I have just paid £1,630 to save my neighbours money.
Let's dial back to when I last visited my local NHS clinic to address a list of concerns, which I whizzed through as efficiently as possible in the ten minutes allotted to the consultation. With palpable relish, the GP informed me that the NHS would do absolutely nothing about every issue I raised. Like most Britons who earn a living, I pay thousands of pounds annually for this service, whose lack of interest in remedying any of my problems provided this doctor a vicious, vengeful joy.
Lastly, I rounded on my leading concern: I was well past 50, the age all adults are advised to get a first colonoscopy.

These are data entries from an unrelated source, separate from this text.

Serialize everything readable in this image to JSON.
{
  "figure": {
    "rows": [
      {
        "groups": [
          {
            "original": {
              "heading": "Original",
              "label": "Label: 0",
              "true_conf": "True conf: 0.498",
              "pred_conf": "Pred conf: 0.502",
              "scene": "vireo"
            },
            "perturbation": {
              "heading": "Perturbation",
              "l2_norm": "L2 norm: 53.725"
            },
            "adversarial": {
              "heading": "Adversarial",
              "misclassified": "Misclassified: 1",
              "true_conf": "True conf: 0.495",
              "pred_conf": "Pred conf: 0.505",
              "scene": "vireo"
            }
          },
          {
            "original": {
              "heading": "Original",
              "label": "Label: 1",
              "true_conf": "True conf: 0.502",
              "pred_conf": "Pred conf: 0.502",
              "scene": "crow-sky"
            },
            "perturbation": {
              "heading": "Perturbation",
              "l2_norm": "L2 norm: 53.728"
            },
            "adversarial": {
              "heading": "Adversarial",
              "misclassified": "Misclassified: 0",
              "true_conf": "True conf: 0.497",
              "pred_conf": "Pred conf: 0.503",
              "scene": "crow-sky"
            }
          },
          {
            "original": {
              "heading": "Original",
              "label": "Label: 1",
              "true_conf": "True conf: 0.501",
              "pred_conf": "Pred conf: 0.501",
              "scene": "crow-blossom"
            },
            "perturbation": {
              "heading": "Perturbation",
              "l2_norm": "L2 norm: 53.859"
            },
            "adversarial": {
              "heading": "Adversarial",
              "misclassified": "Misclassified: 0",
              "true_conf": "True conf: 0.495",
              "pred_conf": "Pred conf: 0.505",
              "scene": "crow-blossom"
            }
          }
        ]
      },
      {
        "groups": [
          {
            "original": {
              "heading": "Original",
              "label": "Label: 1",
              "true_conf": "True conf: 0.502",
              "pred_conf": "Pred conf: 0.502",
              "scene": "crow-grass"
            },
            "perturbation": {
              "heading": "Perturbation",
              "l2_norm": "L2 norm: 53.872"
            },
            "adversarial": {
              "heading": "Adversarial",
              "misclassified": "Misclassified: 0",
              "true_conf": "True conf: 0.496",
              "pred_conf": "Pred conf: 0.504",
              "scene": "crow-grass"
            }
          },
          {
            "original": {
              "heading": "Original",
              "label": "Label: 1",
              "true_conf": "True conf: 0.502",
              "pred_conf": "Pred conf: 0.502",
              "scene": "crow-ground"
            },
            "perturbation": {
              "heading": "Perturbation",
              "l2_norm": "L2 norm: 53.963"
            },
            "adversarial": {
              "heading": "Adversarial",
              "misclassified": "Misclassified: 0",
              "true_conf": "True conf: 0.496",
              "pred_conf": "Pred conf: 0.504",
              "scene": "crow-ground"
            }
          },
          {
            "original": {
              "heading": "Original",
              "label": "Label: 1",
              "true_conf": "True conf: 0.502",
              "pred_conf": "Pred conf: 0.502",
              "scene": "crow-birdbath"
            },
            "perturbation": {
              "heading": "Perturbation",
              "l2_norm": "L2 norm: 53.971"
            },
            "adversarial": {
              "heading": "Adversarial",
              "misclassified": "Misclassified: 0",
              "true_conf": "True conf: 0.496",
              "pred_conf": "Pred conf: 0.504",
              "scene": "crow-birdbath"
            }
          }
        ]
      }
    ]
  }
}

As if hosting Who Wants to be a Millionaire? when she knew the contestant was about to lose five hundred grand, the doctor asked: had any of my immediate relatives had colon cancer? And mere grandparents didn't cut it.
"No," I said, "but my younger brother had polyps, and I gather these potentially pre-cancerous growths are heavily genetic."
"Polyps don't count," she said primly.
"But with a direct sibling who's had polyps before the age of 45, my chances of also having polyps are two and a half times that of the general population."
She looked bored.
I could have a colonoscopy if I were bleeding from the bum — in which case I already had cancer, and you could hardly call the screening "preventative". Alternatively, if I'd had polyps before.
"But how do you know if you have polyps," I puzzled, "without getting a colonoscopy?"
She beamed beatifically. Joseph Heller would have been proud of this catch.